LW,EQ R1,12(R2) ! Load register R1 if condition codes indicate = 0, otherwise do nothing. ADD R3, R1, R2

saving not just one instruction, but also possible stall cycles.

The branch and LW, EQ use condition code registers, while DLX uses regular registers for conditions. The means that there would be no place to specify a condition register in a DLX LW, EQ without removing the immediate.

Another way of adding predicated execution to DLX makes use of a special PM, predicate mask, instruction. The instruction specifies a condition register and two 8-bit execution masks, the first mask is used if the register contents is non-zero, the other if the contents is zero. The 8 bits in a mask refer to the next 8 instructions in program order (*e.g.*, following branches) to be executed, the LSB (bit 0) refers to the next instruction, bit 1 refers to the instruction after that, and so on. (Control flow instructions make things interesting, for now ignore them.) If a mask bit is zero the corresponding instruction does not execute, if the bit is one it does. An instruction not executed in this manner is said to be *nullified*. The mnemonic for PM indicates the register to test and the mask to use if the register contents is non-zero and the mask to use if the register contents is zero. For example, if the instruction indicated by

PM R1, 0x00, 0xff ! Note, 0x00 = 00000000 (binary) and 0xff = 11111111 (binary)

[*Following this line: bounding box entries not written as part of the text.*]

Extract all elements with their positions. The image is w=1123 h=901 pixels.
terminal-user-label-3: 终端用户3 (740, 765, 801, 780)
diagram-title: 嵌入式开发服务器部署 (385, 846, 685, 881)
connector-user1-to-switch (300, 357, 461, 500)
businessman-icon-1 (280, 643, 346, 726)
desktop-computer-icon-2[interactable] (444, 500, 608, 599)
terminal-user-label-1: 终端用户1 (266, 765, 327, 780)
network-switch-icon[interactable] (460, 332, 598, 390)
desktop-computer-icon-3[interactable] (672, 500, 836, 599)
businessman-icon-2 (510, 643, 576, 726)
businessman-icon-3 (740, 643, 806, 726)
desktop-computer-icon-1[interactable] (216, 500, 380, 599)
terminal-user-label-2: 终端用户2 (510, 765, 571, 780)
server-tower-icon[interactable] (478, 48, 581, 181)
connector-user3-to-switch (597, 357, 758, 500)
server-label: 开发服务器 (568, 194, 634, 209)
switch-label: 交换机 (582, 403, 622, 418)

executes and R1 is not equal to zero, the next eight instructions are not executed; if R1 is equal to zero the next eight instructions are executed.

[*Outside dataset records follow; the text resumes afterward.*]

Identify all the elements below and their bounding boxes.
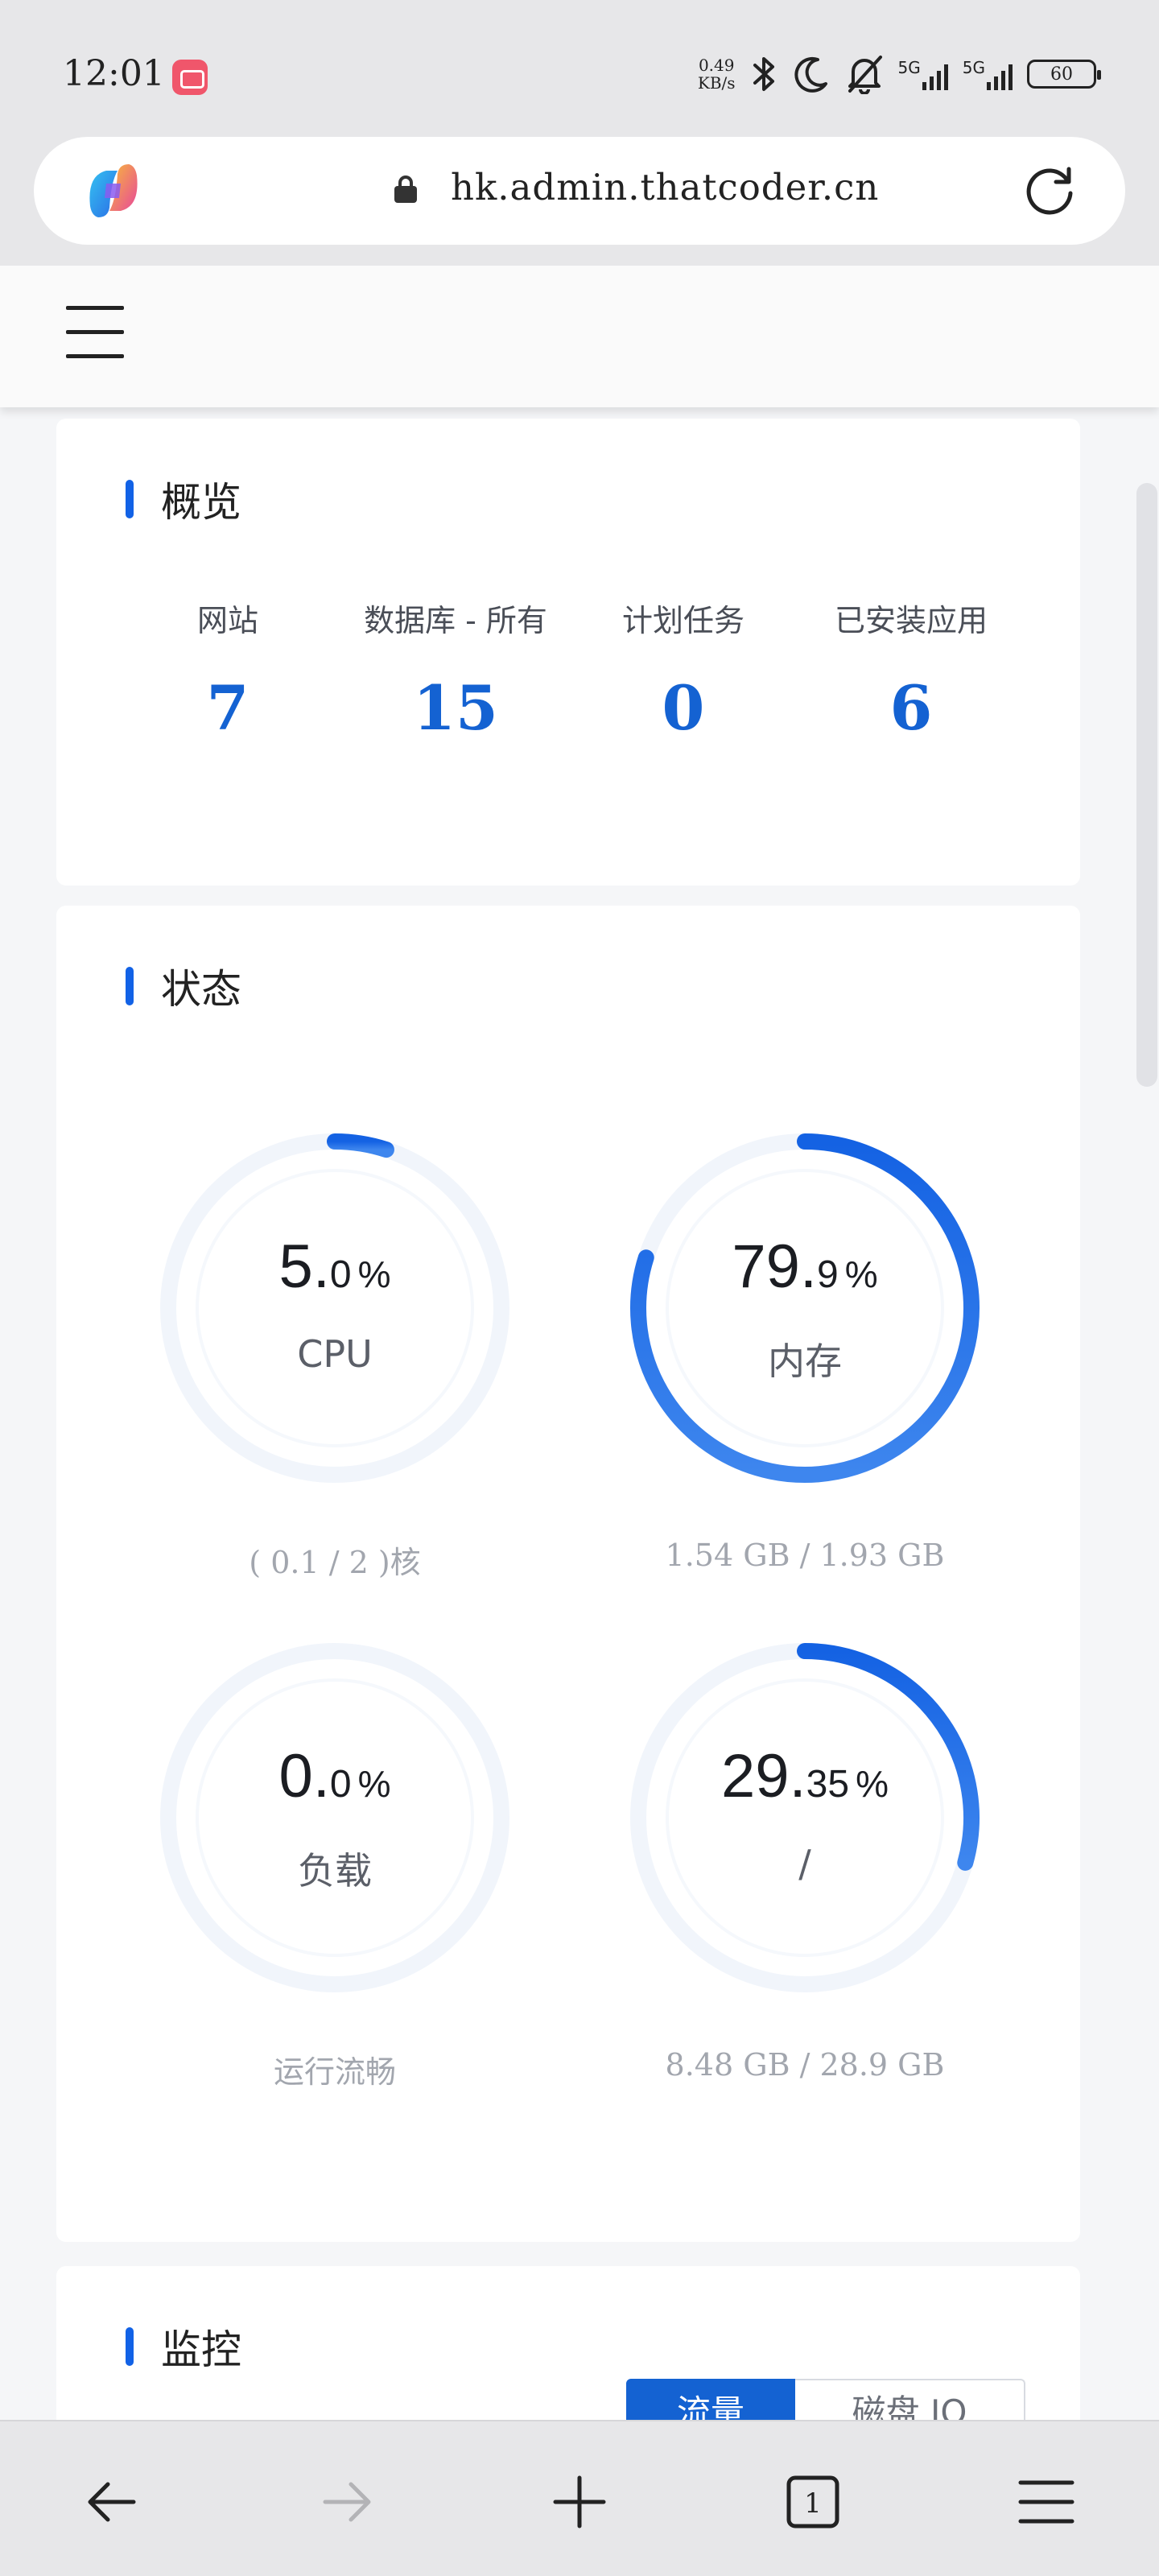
overview-item-cron-jobs[interactable]: 计划任务 0 <box>563 596 804 744</box>
net-speed-unit: KB/s <box>697 73 736 93</box>
overview-title-text: 概览 <box>161 479 241 526</box>
tabs-count-icon[interactable]: 1 <box>781 2470 845 2534</box>
gauge-label: / <box>798 1842 811 1885</box>
memory-gauge: 79.9% 内存 <box>620 1123 990 1493</box>
memory-usage: 1.54 GB / 1.93 GB <box>665 1538 945 1573</box>
gauge-label: CPU <box>297 1332 373 1376</box>
gauge-arc <box>327 1133 394 1158</box>
signal-icon: 5G <box>898 58 948 90</box>
overview-item-websites[interactable]: 网站 7 <box>107 596 349 744</box>
browser-menu-icon[interactable] <box>1014 2470 1079 2534</box>
bluetooth-icon <box>753 57 774 91</box>
status-icons: 0.49 KB/s 5G 5G 60 <box>698 50 1101 98</box>
bell-off-icon <box>848 56 882 94</box>
notification-app-icon <box>172 60 208 95</box>
monitor-card: 监控 流量 磁盘 IO <box>56 2266 1080 2420</box>
gauge-ring <box>160 1643 509 1992</box>
overview-card: 概览 网站 7 数据库 - 所有 15 计划任务 0 已安装应用 6 <box>56 419 1080 886</box>
signal-icon: 5G <box>963 58 1013 90</box>
cpu-cores: ( 0.1 / 2 )核 <box>249 1545 421 1580</box>
gauge-value-int: 29. <box>721 1742 806 1810</box>
lock-icon <box>394 175 417 203</box>
web-page: 概览 网站 7 数据库 - 所有 15 计划任务 0 已安装应用 6 状态 5.… <box>0 266 1159 2420</box>
status-time: 12:01 <box>63 53 165 94</box>
gauge-track <box>160 1643 509 1992</box>
battery-level: 60 <box>1050 64 1073 85</box>
load-gauge: 0.0% 负载 <box>150 1633 520 2003</box>
overview-value: 7 <box>206 672 250 744</box>
disk-gauge: 29.35% / <box>620 1633 990 2003</box>
address-bar[interactable]: hk.admin.thatcoder.cn <box>34 137 1125 245</box>
gauge-value: 0.0% <box>150 1741 520 1811</box>
forward-arrow-icon[interactable] <box>314 2470 378 2534</box>
gauge-ring <box>160 1133 509 1483</box>
page-scrollbar[interactable] <box>1136 483 1157 1087</box>
gauge-value-unit: % <box>856 1763 889 1805</box>
overview-title: 概览 <box>126 475 241 526</box>
status-card: 状态 5.0% CPU 79.9% 内存 0.0% 负载 29.35% / ( 0.1 … <box>56 906 1080 2242</box>
gauge-value: 5.0% <box>150 1232 520 1302</box>
monitor-tabs: 流量 磁盘 IO <box>626 2379 1025 2420</box>
gauge-ring <box>630 1133 980 1483</box>
new-tab-plus-icon[interactable] <box>547 2470 612 2534</box>
gauge-inner-ring <box>666 1169 944 1447</box>
overview-value: 15 <box>413 672 498 744</box>
gauge-value-int: 5. <box>278 1232 330 1301</box>
disk-usage: 8.48 GB / 28.9 GB <box>665 2047 945 2083</box>
cpu-gauge: 5.0% CPU <box>150 1123 520 1493</box>
gauge-value-decimal: 0 <box>329 1763 352 1806</box>
net-speed: 0.49 KB/s <box>698 56 736 92</box>
browser-bottom-nav: 1 <box>0 2420 1159 2576</box>
overview-item-databases[interactable]: 数据库 - 所有 15 <box>335 596 576 744</box>
gauge-value: 29.35% <box>620 1741 990 1811</box>
gauge-value-int: 0. <box>278 1742 330 1810</box>
app-header <box>0 266 1159 407</box>
gauge-label: 负载 <box>298 1849 372 1893</box>
overview-value: 0 <box>662 672 705 744</box>
gauge-value-decimal: 35 <box>806 1763 850 1806</box>
moon-icon <box>794 56 827 93</box>
overview-item-installed-apps[interactable]: 已安装应用 6 <box>790 596 1032 744</box>
gauge-value-decimal: 0 <box>329 1253 352 1296</box>
gauge-value-unit: % <box>844 1253 878 1295</box>
status-bar: 12:01 0.49 KB/s 5G 5G 60 <box>0 0 1159 135</box>
gauge-inner-ring <box>666 1678 944 1957</box>
overview-label: 计划任务 <box>621 603 744 638</box>
gauge-inner-ring <box>196 1169 474 1447</box>
back-arrow-icon[interactable] <box>80 2470 145 2534</box>
net-speed-value: 0.49 <box>698 56 735 75</box>
monitor-title: 监控 <box>126 2322 241 2373</box>
copilot-icon[interactable] <box>82 159 145 222</box>
gauge-value: 79.9% <box>620 1232 990 1302</box>
gauge-track <box>160 1133 509 1483</box>
reload-icon[interactable] <box>1024 164 1077 217</box>
gauge-value-int: 79. <box>732 1232 818 1301</box>
overview-label: 已安装应用 <box>834 603 988 638</box>
tab-traffic[interactable]: 流量 <box>626 2379 795 2420</box>
gauge-inner-ring <box>196 1678 474 1957</box>
signal-1-label: 5G <box>897 58 921 77</box>
gauge-value-decimal: 9 <box>817 1253 839 1296</box>
signal-2-label: 5G <box>962 58 985 77</box>
monitor-title-text: 监控 <box>161 2326 241 2373</box>
overview-value: 6 <box>889 672 933 744</box>
load-status: 运行流畅 <box>273 2054 396 2090</box>
hamburger-menu-icon[interactable] <box>66 306 124 361</box>
gauge-value-unit: % <box>357 1253 391 1295</box>
status-title: 状态 <box>126 962 241 1013</box>
overview-label: 网站 <box>196 603 258 638</box>
svg-text:1: 1 <box>804 2487 822 2520</box>
gauge-ring <box>630 1643 980 1992</box>
status-title-text: 状态 <box>161 966 241 1013</box>
battery-icon: 60 <box>1027 60 1101 89</box>
overview-label: 数据库 - 所有 <box>364 603 547 638</box>
tab-disk-io[interactable]: 磁盘 IO <box>795 2379 1025 2420</box>
gauge-label: 内存 <box>768 1340 842 1383</box>
url-text[interactable]: hk.admin.thatcoder.cn <box>451 166 879 208</box>
gauge-value-unit: % <box>357 1763 391 1805</box>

The PM instruction is used in the first code fragment as follows:

| PM R4, Oxfe, Oxff | ! Note: Oxfe = 11111110 (binary)      |
|-------------------|---------------------------------------|
| LW R1,12(R2)      | ! Load register R1 if R4 equals zero. |
| ADD R3, R1, R2    | ! Always executes.                    |

**Problem 1:** Show two DLX code fragments, one with and one without PM designed to show PM in the best possible light (using analysis from next problem).

**Problem 2:** Consider the pipelined DLX implementation presented in class and the text. Suppose taken branches stall this implementation by three cycles but no stalls result from PM instructions. (The nullified instructions are not counted as stalls.) Determine the CPI and execution time on this machine of the code fragments developed above. (Nullified instructions are not tallied in the instruction count.)

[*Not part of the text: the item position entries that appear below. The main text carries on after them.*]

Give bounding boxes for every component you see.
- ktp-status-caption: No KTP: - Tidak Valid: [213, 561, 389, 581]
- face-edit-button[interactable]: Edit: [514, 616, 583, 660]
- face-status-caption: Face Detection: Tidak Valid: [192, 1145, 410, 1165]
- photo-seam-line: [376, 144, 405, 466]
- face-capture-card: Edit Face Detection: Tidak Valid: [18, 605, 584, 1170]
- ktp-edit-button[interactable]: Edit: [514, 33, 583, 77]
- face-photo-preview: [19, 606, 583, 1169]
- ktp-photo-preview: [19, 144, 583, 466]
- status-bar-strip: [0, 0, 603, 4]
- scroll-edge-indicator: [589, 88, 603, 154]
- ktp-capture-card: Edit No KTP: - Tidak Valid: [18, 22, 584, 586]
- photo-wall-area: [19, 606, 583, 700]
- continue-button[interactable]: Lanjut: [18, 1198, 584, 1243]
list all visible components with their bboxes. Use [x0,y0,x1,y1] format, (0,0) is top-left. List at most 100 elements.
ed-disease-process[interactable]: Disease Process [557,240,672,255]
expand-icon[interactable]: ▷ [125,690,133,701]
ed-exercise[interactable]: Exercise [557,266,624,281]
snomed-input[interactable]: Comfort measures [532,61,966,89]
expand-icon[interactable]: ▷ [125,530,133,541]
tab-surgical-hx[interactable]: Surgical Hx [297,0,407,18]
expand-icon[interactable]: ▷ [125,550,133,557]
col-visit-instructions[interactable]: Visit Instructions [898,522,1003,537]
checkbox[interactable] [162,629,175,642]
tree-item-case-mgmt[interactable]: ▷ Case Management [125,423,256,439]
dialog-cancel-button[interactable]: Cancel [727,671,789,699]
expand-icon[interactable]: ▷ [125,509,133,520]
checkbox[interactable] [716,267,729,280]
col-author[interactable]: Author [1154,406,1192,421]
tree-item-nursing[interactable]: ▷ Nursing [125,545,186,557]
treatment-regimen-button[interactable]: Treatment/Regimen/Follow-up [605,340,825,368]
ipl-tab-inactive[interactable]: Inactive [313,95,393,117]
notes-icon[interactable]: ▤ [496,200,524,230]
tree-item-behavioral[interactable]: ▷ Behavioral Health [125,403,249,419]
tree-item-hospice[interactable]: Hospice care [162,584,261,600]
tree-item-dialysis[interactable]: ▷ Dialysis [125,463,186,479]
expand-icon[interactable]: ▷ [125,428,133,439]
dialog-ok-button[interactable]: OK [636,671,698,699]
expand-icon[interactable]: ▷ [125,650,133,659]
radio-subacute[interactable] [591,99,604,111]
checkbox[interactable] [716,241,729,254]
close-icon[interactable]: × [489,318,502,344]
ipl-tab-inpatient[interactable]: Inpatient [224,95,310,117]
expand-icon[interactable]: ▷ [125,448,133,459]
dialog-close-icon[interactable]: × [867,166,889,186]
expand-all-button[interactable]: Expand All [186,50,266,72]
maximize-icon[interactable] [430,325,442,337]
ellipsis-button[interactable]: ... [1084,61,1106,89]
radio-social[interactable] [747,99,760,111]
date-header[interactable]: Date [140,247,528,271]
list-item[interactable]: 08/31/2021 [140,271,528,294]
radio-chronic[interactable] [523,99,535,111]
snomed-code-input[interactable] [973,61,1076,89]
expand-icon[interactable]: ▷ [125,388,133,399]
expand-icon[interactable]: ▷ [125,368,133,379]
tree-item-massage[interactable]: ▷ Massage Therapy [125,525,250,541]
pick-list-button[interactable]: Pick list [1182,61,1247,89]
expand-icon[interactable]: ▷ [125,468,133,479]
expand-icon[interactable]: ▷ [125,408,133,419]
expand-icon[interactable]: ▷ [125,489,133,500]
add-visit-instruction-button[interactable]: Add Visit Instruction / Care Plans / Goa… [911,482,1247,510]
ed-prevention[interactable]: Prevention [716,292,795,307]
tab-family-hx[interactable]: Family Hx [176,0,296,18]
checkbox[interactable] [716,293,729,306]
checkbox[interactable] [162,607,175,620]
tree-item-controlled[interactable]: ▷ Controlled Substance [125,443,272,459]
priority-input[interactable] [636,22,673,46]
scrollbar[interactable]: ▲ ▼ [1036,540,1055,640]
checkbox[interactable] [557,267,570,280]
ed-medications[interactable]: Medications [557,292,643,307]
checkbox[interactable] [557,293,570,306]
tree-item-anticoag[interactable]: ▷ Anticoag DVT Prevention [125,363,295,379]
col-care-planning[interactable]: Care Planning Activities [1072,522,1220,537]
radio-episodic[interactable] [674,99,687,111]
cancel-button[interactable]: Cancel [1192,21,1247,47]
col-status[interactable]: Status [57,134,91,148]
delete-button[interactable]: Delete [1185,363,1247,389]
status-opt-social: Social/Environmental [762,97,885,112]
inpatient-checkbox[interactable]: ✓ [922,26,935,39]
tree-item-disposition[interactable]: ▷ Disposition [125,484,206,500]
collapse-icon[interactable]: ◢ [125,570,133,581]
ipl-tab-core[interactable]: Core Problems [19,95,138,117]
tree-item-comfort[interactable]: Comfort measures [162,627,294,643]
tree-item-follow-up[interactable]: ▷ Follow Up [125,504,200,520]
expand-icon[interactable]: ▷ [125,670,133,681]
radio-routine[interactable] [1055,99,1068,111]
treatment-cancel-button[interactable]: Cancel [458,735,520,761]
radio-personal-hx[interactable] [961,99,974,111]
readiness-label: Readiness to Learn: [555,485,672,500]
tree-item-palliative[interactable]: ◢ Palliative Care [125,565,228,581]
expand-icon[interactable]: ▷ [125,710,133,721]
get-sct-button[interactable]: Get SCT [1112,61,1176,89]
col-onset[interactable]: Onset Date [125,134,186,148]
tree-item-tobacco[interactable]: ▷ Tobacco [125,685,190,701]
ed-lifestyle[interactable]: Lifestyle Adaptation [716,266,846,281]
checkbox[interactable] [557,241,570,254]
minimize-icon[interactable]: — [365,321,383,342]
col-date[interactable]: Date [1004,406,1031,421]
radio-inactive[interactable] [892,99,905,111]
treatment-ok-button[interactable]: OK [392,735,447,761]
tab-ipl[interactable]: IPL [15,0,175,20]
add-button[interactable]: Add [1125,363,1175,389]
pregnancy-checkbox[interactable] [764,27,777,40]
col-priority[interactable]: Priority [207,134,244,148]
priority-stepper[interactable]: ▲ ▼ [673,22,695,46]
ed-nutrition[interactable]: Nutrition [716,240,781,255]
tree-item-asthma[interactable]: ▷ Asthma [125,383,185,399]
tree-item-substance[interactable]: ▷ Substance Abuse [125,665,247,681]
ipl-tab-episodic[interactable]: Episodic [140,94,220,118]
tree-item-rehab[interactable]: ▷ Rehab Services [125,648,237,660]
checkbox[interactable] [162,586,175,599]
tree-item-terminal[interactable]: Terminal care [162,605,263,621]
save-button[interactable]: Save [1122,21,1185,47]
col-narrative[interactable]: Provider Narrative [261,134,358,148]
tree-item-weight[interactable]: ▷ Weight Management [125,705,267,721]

**Problem 3**: Show how the pipelined DLX implementation would have to be modified to implement PM. Be sure to show any registers added and to explain what additional actions are performed by the controller.

**Problem 4:** The description above did not specify constraints on what instructions can follow a PM. Determine which instructions would cause problems and provide suggestions on what to do about them. Problems might include ambiguity on which instructions execute and confusing execution paths with no apparent computational benefit.